Euro2016

Die Deutschen kehren an den Ort des Grauens zurück

Bei der Rückkehr nach Paris muss das DFB-Team die Erinnerungen an die Terrornacht im November ausblenden. Helfen sollen Löws Routinen.

Betont locker: Das Nationalteam um Mario Gomez, Bastian Schweinsteiger, Thomas Müller, Joshua Kimmich und Mats Hummels will sich von der Rückkehr ins Stade de France nicht beeinflussen lassen

Betont locker: Das Nationalteam um Mario Gomez, Bastian Schweinsteiger, Thomas Müller, Joshua Kimmich und Mats Hummels will sich von der Rückkehr ins Stade de France nicht beeinflussen lassen

Foto: Christian Charisius / dpa

Évian-les Bains.  Auch wenn es sich nur um ein Abschlusstraining handelt: Es wird eine Konfrontation.
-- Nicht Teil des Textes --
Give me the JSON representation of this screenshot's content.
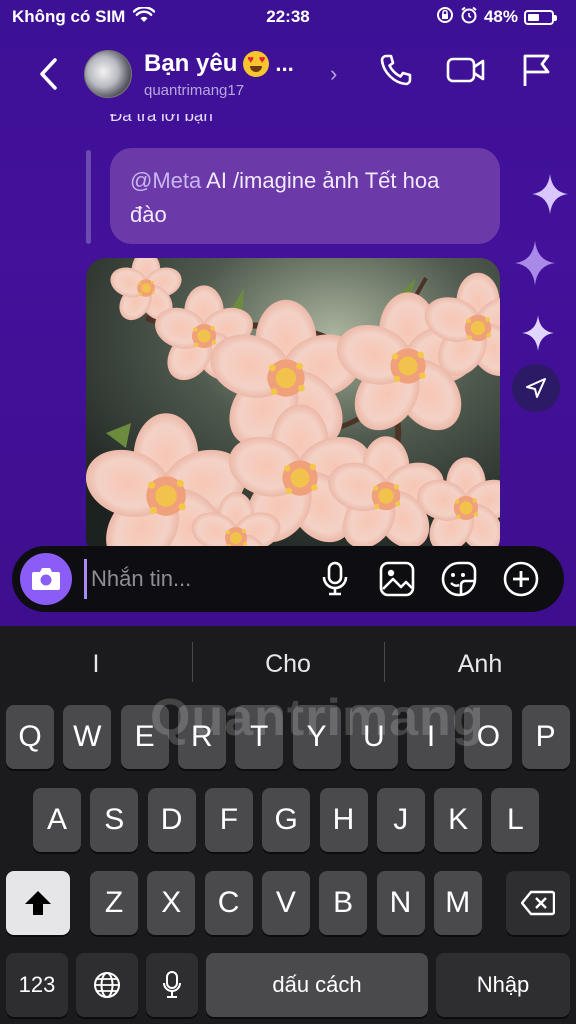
{
  "status_bar": {
    "carrier": "Không có SIM",
    "time": "22:38",
    "battery": "48%",
    "battery_level": 0.48
  },
  "header": {
    "contact_name": "Bạn yêu",
    "ellipsis": "...",
    "username": "quantrimang17"
  },
  "messages": {
    "reply_note": "Đã trả lời bạn",
    "quoted_mention": "@Meta",
    "quoted_rest": " AI /imagine ảnh Tết hoa đào"
  },
  "composer": {
    "placeholder": "Nhắn tin..."
  },
  "keyboard": {
    "suggestions": [
      "I",
      "Cho",
      "Anh"
    ],
    "row1": [
      "Q",
      "W",
      "E",
      "R",
      "T",
      "Y",
      "U",
      "I",
      "O",
      "P"
    ],
    "row2": [
      "A",
      "S",
      "D",
      "F",
      "G",
      "H",
      "J",
      "K",
      "L"
    ],
    "row3": [
      "Z",
      "X",
      "C",
      "V",
      "B",
      "N",
      "M"
    ],
    "numbers_label": "123",
    "space_label": "dấu cách",
    "return_label": "Nhập"
  },
  "watermark": "Quantrimang",
  "colors": {
    "chat_bg": "#3c1196",
    "accent": "#8b5cf6",
    "bubble": "#6b3aa8",
    "keyboard_bg": "#1b1b1d"
  }
}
Das deutsche Nationalteam kehrt heute Abend in das Stade de France zurück, dorthin, wo es vor 216 Tagen beim Länderspiel gegen den EM-Gastgeber die grausamen Terroranschläge von Paris hautnah miterlebt hatte.
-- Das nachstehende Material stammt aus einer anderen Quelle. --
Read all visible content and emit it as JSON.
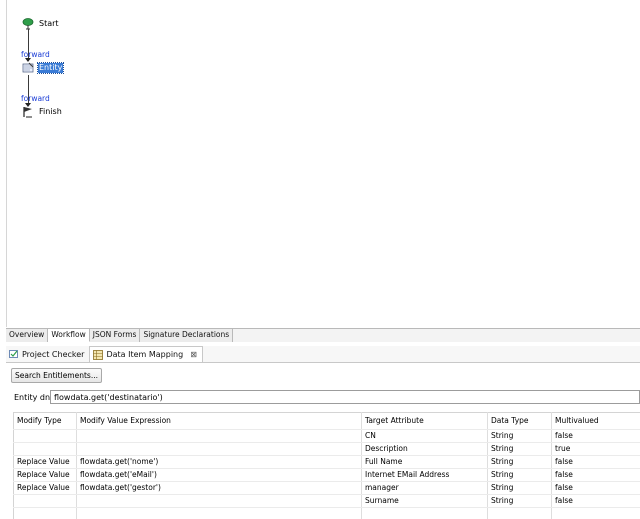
{
  "workflow": {
    "nodes": {
      "start": "Start",
      "entity": "Entity",
      "finish": "Finish"
    },
    "edges": [
      "forward",
      "forward"
    ]
  },
  "editor_tabs": [
    "Overview",
    "Workflow",
    "JSON Forms",
    "Signature Declarations"
  ],
  "view_tabs": {
    "project_checker": "Project Checker",
    "data_item_mapping": "Data Item Mapping"
  },
  "search_button": "Search Entitlements...",
  "entity_dn": {
    "label": "Entity dn:",
    "value": "flowdata.get('destinatario')"
  },
  "table": {
    "columns": [
      "Modify Type",
      "Modify Value Expression",
      "Target Attribute",
      "Data Type",
      "Multivalued"
    ],
    "rows": [
      [
        "",
        "",
        "CN",
        "String",
        "false"
      ],
      [
        "",
        "",
        "Description",
        "String",
        "true"
      ],
      [
        "Replace Value",
        "flowdata.get('nome')",
        "Full Name",
        "String",
        "false"
      ],
      [
        "Replace Value",
        "flowdata.get('eMail')",
        "Internet EMail Address",
        "String",
        "false"
      ],
      [
        "Replace Value",
        "flowdata.get('gestor')",
        "manager",
        "String",
        "false"
      ],
      [
        "",
        "",
        "Surname",
        "String",
        "false"
      ],
      [
        "",
        "",
        "",
        "",
        ""
      ],
      [
        "",
        "",
        "",
        "",
        ""
      ]
    ]
  },
  "colors": {
    "selection": "#3a7bd5",
    "edge_label": "#1a3cd6"
  }
}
„Man hat das im Hinterkopf“, gibt Manuel Neuer zu. Der Münchner stand auch am 13. November 2015 beim damals plötzlich belanglosen 0:2 im Tor.

Ein mulmiges Gefühl dürfte viele im DFB-Tross spätestens dann beschleichen, wenn sie jenen Kabinentrakt betreten, in dem sie damals gemeinsam mit den französischen Kollegen die gesamte Nacht ausharren mussten.
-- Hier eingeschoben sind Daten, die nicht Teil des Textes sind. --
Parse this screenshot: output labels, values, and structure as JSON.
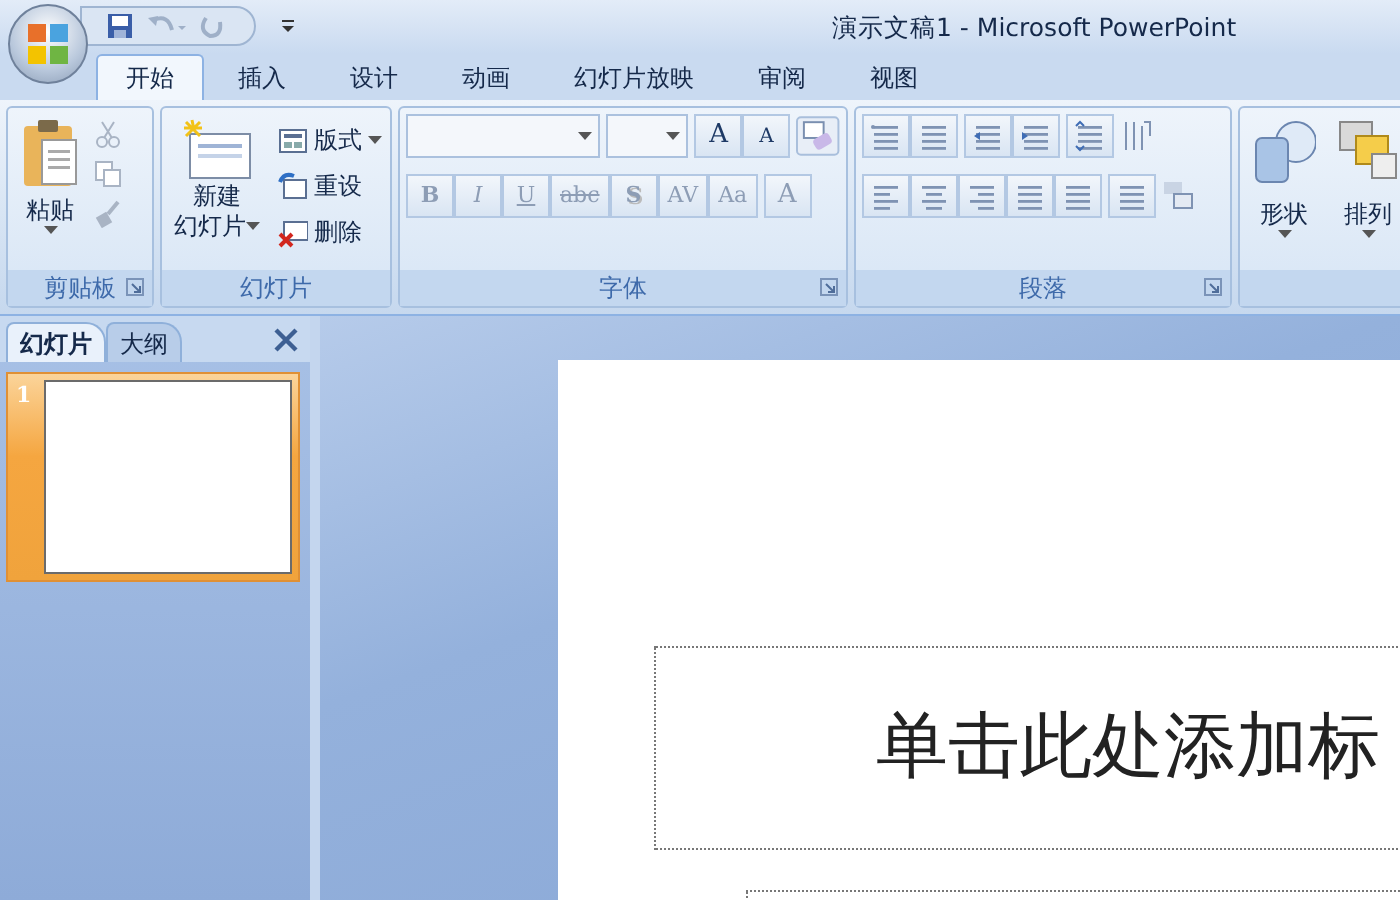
{
  "window": {
    "title": "演示文稿1 - Microsoft PowerPoint"
  },
  "tabs": [
    {
      "label": "开始",
      "selected": true
    },
    {
      "label": "插入",
      "selected": false
    },
    {
      "label": "设计",
      "selected": false
    },
    {
      "label": "动画",
      "selected": false
    },
    {
      "label": "幻灯片放映",
      "selected": false
    },
    {
      "label": "审阅",
      "selected": false
    },
    {
      "label": "视图",
      "selected": false
    }
  ],
  "ribbon": {
    "clipboard": {
      "label": "剪贴板",
      "paste": "粘贴",
      "small_buttons": [
        {
          "kind": "cut",
          "disabled": true
        },
        {
          "kind": "copy",
          "disabled": true
        },
        {
          "kind": "format_painter",
          "disabled": true
        }
      ]
    },
    "slides": {
      "label": "幻灯片",
      "new_slide": [
        "新建",
        "幻灯片"
      ],
      "small_buttons": [
        {
          "kind": "layout",
          "label": "版式"
        },
        {
          "kind": "reset",
          "label": "重设"
        },
        {
          "kind": "delete",
          "label": "删除"
        }
      ]
    },
    "font": {
      "label": "字体",
      "size_buttons": [
        {
          "kind": "grow",
          "text": "A"
        },
        {
          "kind": "shrink",
          "text": "A"
        }
      ],
      "format_buttons": [
        {
          "kind": "bold",
          "text": "B",
          "disabled": true
        },
        {
          "kind": "italic",
          "text": "I",
          "disabled": true
        },
        {
          "kind": "underline",
          "text": "U",
          "disabled": true
        },
        {
          "kind": "strike",
          "text": "abc",
          "disabled": true
        },
        {
          "kind": "shadow",
          "text": "S",
          "disabled": true
        },
        {
          "kind": "spacing",
          "text": "AV",
          "disabled": true
        },
        {
          "kind": "case",
          "text": "Aa",
          "disabled": true
        },
        {
          "kind": "color",
          "text": "A",
          "disabled": true
        }
      ]
    },
    "paragraph": {
      "label": "段落"
    },
    "drawing": {
      "buttons": [
        {
          "kind": "shapes",
          "label": "形状"
        },
        {
          "kind": "arrange",
          "label": "排列"
        }
      ]
    }
  },
  "slide_pane": {
    "tabs": [
      {
        "label": "幻灯片",
        "selected": true
      },
      {
        "label": "大纲",
        "selected": false
      }
    ],
    "thumbnails": [
      {
        "number": "1",
        "selected": true
      }
    ]
  },
  "slide": {
    "title_placeholder": "单击此处添加标"
  }
}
„Im Moment ist das kein Thema“

Noch schieben die Nationalspieler die Erinnerungen von sich weg. „Im Moment ist das kein Thema. Wir konzentrieren uns auf das Sportliche“, versicherte Jerome Boateng, der damals auf dem Feld die Explosionen zweier Bomben außerhalb des Stadions hören konnte.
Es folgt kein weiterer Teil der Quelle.